# Favorite online supplier?



## Soapman Ryan (Apr 12, 2013)

My first purchase was from bramble berry, but I feel the prices were quite high and shipping fees were even worse. Who's your favorite supplier?


----------



## Shannon_m (Apr 12, 2013)

I'm quite loyal to Bramble Berry as a whole and I'll say that with my dealings with some other suppliers, the customer service and the quality of the product make the higher prices worth it (I also live in Nevada so my shipping isn't as high as some others and it gets here rather quick)! I do also like Nature's Garden for Fragrance oils.


----------



## Badger (Apr 12, 2013)

I use Wholesale Supplier Plus for most of my oils and such.  I bought my lye from Essential Depot.  WSP has free shipping on orders over $30, so if you can put in an order for at least that amount, it makes it worth it to do so and save the shipping costs.  ED has various deals on their lye and you can shop around for the best deal for you.  I am not sure where you live so the free shipping deals may work out to cheaper then some of the other deals.  The Lye Guy is another good lye supplier as well.   I tend to avoid Bramble Berry as I am on the east coast and shipping gets really pricy.  I made my first purchase from Bramble Berry also though.  I may have to put some more orders in through them for some of their fragrances that I like, or I may try comparing them with WSP varieties of similar scents.  I hope this was helpful


----------



## Soapman Ryan (Apr 12, 2013)

Oh, forgot to mention, I also purchased my lye from Essential Depot. They are a great company with great prices. I'll have to look into WSP, but I will still be comparing before I place my next oil and butters purchase. $30 for free shipping is a nice option. Spending $30 is not a problem.


----------



## Genny (Apr 12, 2013)

My favorite supplier depends on what you're looking for.
Bulk oils/butters: Soapers Choice
Fragrance Oils :Nature's Garden Candles, Brambleberry, Bitter Creek North & Scent-Works
Containers: SKS & Sunshine Container
Herbs/Spices/EO's: Mountain Rose Herbs, MMS, Liberty Natural & From Nature With Love


With WSP, I find it annoying that right before one of their sales on an item, they raise the price.  I also find some of their business practices to be quite deceptive, like their "certified natural fragrances".  They're "certified" by them.  Unfortunately there are some things that I can't live without there, so I order from Soapdepot.org, which is owned by a fellow soaper & she's a distributor for some of WSP's products.  They also sell other soaping stuff as well.


----------



## lsg (Apr 12, 2013)

I have several suppliers that I like.  Wholesale Supplies Plus, Soaper's Choice, Essential Depot, Brambleberry, Camden Grey, Nature's Garden, and the Herbarie to name a few.  I use Wholesale Supplies Plus as much as I can and whenever their prices are close to the competitors because they don't charge a shipping fee.  Whenever one of them have a good sale on, I usually demonstrate my loyalty.


----------



## kharmon320 (Apr 12, 2013)

I do like Brambleberry's FOs.  They all ship in amber glass bottles, so that should be factored in to the cost.  A lot of other suppliers ship in plastic.  I've also been pleased with the staying power of many of BB's FOs.  It takes me a while to get my order once placed, but I'm on the opposite side of the country.   

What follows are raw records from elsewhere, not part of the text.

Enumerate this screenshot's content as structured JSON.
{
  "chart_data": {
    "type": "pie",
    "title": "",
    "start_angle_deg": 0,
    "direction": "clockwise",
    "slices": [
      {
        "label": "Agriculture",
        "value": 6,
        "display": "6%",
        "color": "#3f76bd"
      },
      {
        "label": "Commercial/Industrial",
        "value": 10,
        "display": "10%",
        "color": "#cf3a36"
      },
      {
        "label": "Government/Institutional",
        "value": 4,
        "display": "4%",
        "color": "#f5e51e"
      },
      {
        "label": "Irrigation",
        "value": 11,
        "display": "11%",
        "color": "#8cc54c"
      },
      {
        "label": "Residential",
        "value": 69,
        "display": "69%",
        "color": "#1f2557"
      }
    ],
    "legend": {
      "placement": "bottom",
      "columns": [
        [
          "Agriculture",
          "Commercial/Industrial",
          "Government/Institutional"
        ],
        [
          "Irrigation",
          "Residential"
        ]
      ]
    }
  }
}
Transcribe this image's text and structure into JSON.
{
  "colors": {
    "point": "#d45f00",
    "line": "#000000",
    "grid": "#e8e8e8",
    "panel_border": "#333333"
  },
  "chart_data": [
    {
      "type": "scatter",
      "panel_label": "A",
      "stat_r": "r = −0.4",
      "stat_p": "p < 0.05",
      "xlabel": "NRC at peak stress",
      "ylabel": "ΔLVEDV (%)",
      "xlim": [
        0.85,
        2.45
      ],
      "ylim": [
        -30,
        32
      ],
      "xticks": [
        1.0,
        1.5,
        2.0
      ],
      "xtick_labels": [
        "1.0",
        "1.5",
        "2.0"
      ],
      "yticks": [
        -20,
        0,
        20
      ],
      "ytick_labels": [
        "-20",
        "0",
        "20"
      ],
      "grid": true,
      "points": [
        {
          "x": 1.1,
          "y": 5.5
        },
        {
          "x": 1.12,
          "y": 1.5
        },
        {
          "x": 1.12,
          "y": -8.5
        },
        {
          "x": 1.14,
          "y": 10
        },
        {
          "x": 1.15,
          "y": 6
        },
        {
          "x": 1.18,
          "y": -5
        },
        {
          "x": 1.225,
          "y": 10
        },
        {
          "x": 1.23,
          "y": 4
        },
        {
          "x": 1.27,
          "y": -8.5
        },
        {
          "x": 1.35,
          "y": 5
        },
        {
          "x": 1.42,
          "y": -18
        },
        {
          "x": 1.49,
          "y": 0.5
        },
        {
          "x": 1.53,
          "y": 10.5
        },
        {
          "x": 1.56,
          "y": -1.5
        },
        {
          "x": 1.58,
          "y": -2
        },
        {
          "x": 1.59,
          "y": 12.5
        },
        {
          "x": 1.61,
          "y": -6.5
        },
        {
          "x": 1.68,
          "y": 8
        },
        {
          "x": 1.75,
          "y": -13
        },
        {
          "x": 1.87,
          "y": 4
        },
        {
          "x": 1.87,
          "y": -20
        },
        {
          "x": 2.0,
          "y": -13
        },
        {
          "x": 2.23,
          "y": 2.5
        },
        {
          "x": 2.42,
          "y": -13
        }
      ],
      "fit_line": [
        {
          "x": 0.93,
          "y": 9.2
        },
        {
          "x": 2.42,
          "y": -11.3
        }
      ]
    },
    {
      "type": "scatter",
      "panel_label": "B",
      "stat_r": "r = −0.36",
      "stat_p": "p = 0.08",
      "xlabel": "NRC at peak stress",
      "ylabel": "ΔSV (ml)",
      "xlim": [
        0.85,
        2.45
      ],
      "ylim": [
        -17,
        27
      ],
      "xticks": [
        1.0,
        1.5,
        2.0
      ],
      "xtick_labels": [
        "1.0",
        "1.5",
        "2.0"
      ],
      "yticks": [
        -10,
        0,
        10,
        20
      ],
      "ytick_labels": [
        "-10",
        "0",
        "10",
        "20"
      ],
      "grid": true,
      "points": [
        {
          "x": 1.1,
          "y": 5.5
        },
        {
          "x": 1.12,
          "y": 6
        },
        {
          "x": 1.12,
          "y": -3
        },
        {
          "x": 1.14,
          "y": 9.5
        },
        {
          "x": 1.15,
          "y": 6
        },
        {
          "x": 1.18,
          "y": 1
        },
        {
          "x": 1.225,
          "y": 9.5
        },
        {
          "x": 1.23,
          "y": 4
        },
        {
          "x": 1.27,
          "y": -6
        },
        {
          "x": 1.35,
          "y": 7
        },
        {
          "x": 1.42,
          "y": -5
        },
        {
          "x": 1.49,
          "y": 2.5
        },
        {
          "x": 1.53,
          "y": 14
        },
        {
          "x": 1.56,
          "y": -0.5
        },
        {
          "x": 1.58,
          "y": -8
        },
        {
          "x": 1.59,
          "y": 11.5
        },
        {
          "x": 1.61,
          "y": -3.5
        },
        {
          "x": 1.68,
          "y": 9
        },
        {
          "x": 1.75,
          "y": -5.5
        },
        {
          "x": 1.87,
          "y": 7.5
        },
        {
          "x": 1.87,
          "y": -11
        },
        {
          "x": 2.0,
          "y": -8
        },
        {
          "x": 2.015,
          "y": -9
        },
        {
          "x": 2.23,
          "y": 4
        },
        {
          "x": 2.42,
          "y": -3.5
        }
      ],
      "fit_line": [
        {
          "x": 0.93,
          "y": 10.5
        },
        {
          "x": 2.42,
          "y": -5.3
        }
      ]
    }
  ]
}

WSP also ships in glass bottles, so if you figure shipping is added, it's not a bad deal.  I agree that some of their tactics are deceptive, but I have not yet had a bad experience with WSP.  I do comparison shop and will buy from WSP when it's cheaper.  I buy many of my additives from WSP like calendula petals, clays, etc.

I like Essential Depot for my lye, but that's about all I will buy from them.  The shea butter wasn't quite what I hoped for.  Loved the tallow, but it's expensive.  

Soaper's Choice is good for oils if you buy in bulk.  

I do like many of Nature's Garden, Aroma Haven/Rustic Essentials, and DayStar's FO's.  They all ship in plastic, but AHRE uses a harder plastic.  I know I should transfer all my FO's in plastic to glass, but it makes me cringe to think about all those wasted plastic containers.


----------



## Marilyna (Apr 12, 2013)

For FOs I like Candle Source & Bitter Creek North.  I get shea butter and cello bags from Ebay.  I get labels from www.labelsbythesheet.com.  For colorants, TKB Trading (but shipping is slow).  
I do like Brambleberry for a couple of things.  They have good prices on lotion bottles, plus they have a great all around selection, which sometimes comes in handy.
I've been getting my lye & coconut oil from the local grocery store, but when I get bigger will pick up my lye from a local chemical company and order coconut oil from WSP.


----------



## Soapman Ryan (Apr 12, 2013)

kharmon320 said:


> I do like Brambleberry's FOs.  They all ship in amber glass bottles, so that should be factored in to the cost.  A lot of other suppliers ship in plastic.  I've also been pleased with the staying power of many of BB's FOs.  It takes me a while to get my order once placed, but I'm on the opposite side of the country.
> 
> WSP also ships in glass bottles, so if you figure shipping is added, it's not a bad deal.  I agree that some of their tactics are deceptive, but I have not yet had a bad experience with WSP.  I do comparison shop and will buy from WSP when it's cheaper.  I buy many of my additives from WSP like calendula petals, clays, etc.
> 
> ...



kharmon320,
Thanks, that's good to know Brambleberry uses amber glass bottles.


----------